Review: “The Water Dancer” by Ta-Nehisi Coates
The very real is met with the very fantastic in “The Water Dancer” by Ta-Nehisi Coates. Although this is his first fictional novel, Coates is no stranger to the writing world. Beginning in journalism, he later authored a memoir that discussed growing up with his father, a former Black Panther. He then wrote a couple of the comic books for the now famous Black Panther series, which was published by Marvel Comics. With Coates already making a name for himself, you can’t help but wonder what awaits you in his spellbinding novel.
Quite frankly, it tackles the reality of slavery in the late 19th century. Opening with a scene that abruptly causes you to awaken and gasp for breath, it soon flashes back into the past of our protagonist, Hiram. The story follows Hiram, a young enslaved child born to Rose, a wonderful dancer, and the rich white male who owns the property and everyone on it. How different the lives of the slaves, called “the Tasked,” and the owners, or “the Quality,” are from each other is splattered across the pages. It’s not until Hiram is close to preteen age and after his mother is sold that his so-called father takes notice of him.

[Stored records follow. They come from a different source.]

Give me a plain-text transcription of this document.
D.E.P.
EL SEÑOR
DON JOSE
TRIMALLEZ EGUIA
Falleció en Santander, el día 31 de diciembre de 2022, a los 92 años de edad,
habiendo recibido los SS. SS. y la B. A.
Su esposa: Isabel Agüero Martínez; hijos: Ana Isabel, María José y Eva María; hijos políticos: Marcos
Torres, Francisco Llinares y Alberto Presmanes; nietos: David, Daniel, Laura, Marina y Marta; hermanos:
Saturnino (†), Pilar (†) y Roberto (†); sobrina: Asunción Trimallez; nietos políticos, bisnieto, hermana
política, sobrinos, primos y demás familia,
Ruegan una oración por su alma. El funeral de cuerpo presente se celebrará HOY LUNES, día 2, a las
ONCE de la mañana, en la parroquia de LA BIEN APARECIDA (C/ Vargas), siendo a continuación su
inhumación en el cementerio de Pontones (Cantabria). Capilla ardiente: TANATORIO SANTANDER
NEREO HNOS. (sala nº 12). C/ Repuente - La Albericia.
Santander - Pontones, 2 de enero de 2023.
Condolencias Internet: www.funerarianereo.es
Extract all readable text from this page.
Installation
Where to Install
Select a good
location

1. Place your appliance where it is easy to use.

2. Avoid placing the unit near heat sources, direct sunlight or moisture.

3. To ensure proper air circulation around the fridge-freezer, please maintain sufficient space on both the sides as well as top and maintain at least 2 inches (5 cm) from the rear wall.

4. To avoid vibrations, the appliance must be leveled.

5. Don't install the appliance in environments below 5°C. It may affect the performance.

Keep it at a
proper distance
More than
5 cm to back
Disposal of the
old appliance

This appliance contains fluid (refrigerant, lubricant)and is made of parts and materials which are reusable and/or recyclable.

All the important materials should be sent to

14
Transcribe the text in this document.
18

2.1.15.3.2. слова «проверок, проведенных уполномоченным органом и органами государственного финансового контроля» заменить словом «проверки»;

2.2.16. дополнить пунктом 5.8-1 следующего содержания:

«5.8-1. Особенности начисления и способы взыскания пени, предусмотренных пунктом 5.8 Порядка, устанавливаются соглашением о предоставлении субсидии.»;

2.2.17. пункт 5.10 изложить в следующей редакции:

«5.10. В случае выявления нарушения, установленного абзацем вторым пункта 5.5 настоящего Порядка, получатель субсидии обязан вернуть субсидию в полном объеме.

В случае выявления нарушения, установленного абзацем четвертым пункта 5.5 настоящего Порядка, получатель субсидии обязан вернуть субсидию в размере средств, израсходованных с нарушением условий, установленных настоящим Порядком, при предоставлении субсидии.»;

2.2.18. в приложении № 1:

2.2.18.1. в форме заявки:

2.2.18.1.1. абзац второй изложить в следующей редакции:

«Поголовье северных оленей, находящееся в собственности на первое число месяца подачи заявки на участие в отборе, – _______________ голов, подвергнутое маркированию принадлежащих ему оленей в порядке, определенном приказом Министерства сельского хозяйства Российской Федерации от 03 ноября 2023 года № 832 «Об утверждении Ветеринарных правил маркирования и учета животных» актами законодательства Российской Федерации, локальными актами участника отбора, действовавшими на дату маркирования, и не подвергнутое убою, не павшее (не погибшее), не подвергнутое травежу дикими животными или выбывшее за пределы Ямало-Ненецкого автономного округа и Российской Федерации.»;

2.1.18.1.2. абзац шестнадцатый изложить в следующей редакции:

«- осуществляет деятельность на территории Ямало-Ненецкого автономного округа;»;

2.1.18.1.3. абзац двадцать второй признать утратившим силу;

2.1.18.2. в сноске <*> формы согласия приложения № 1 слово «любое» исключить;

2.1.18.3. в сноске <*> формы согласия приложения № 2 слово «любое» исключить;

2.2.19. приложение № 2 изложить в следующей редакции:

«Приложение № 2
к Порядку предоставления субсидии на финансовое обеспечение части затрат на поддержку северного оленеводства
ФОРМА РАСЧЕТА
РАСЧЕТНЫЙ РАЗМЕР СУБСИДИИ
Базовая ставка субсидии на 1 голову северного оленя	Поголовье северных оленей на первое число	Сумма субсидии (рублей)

For Hi, as he’s dubbed, has talents like no other. With palpable anecdotes, Coates describes Hiram’s ability to not only see words, but to remember (almost) everything. Although the imaginary is fascinating, you never for a second forget the torturous life these slaves are living. Songs of sorrowful strength ring out from the fields: “When you get to heaven, say you remember me / Remember me and my fallen soul / Remember my poor and fallen soul.”
Soon, Hi is asked by his father to come up and work in the house rather than in the fields. He meets his brother, Maynard, who is nothing like him. Maynard has white skin and zero talents to account for, while Hiram is able to learn quickly and is mindful of his actions. Hi thinks of his father and wonders, “how wrong it must have felt to see the best of you emerge in this way, in the place you didn’t expect, indeed in the place your whole world depends on it never appearing.”
As Hi continues to grow and become a man, certain things do not go ignored. Thena, an old enslaved woman who Hi regards as a mother figure, had warned him that these whites were not his family, and he soon realizes that she may be right. As he is tasked to look after his brother and take him to “pleasure houses” and witness him making a fool of himself, Hi starts to indeed wake up from a slumber.
The beautiful Sophia lives in the big house as well, and Hi can’t seem to stay away. She belongs to Hi’s father’s brother, Nathaniel, and she likes it about as much as Hi likes looking after Maynard, perhaps worse. When Maynard meets a fate that he should have seen coming and Hiram miraculously survives due to an impossibly magical reason, he makes a decision.
With Sophia as his accomplice, they make a run for it. They’d heard of the Underground Railroad and thought that could be their way out of the hell they’d been living in in Virginia. Having faith in an old friend, Hi promises they’ll find a new life. But things don’t go quite as planned. Unfortunately, humiliation and violation ensue for our protagonist, and Sophia is surely lost in the fray. Thinking his days are numbered, Hi finds himself a part of a tortuous sport for some local low whites.
Suddenly, Hi awakens in a plush bed surrounded by none other than a woman he believed to be of the Quality. She reveals something. She is secretly a part of the Underground Railroad, and there is something special about Hiram that they’d like to discover. Hi meets this revelation with skepticism, yet can’t help but throw himself into the movement. Not knowing who to trust is a challenge, and while keeping certain things classified, he reiterates this for present-day readers: “We are not yet past a time when scores are settled and vengeance sought, so many of us must, even in this time, remain underground.”
As the story progresses, Hiram finds himself in Philadelphia. He meets more people in the Underground movement and witnesses first hand the power of a free man. But he soon realizes his longing. He wants to be with family, to have a family. He stresses over Sophia and Thena and he wonders what is happening back at home, even though he knows he is freer than he has ever been. Walking along the river in Philadelphia, he is amazed at the feeling of freedom that envelopes him. After a while though, the call of home is too much.
The ending we are presented with creates a little bit of hope, and a little bit of sadness. Like Hi, we all want to feel free at home. There is much to be said about the need for equality, even in current situations, and Coates doesn’t shy away from showing you just how exhausting and harrowing the lives of enslaved men, women and children were. Coates’s story digs deep into the atrocious act of putting people into bondage and the war they wage for their freedom.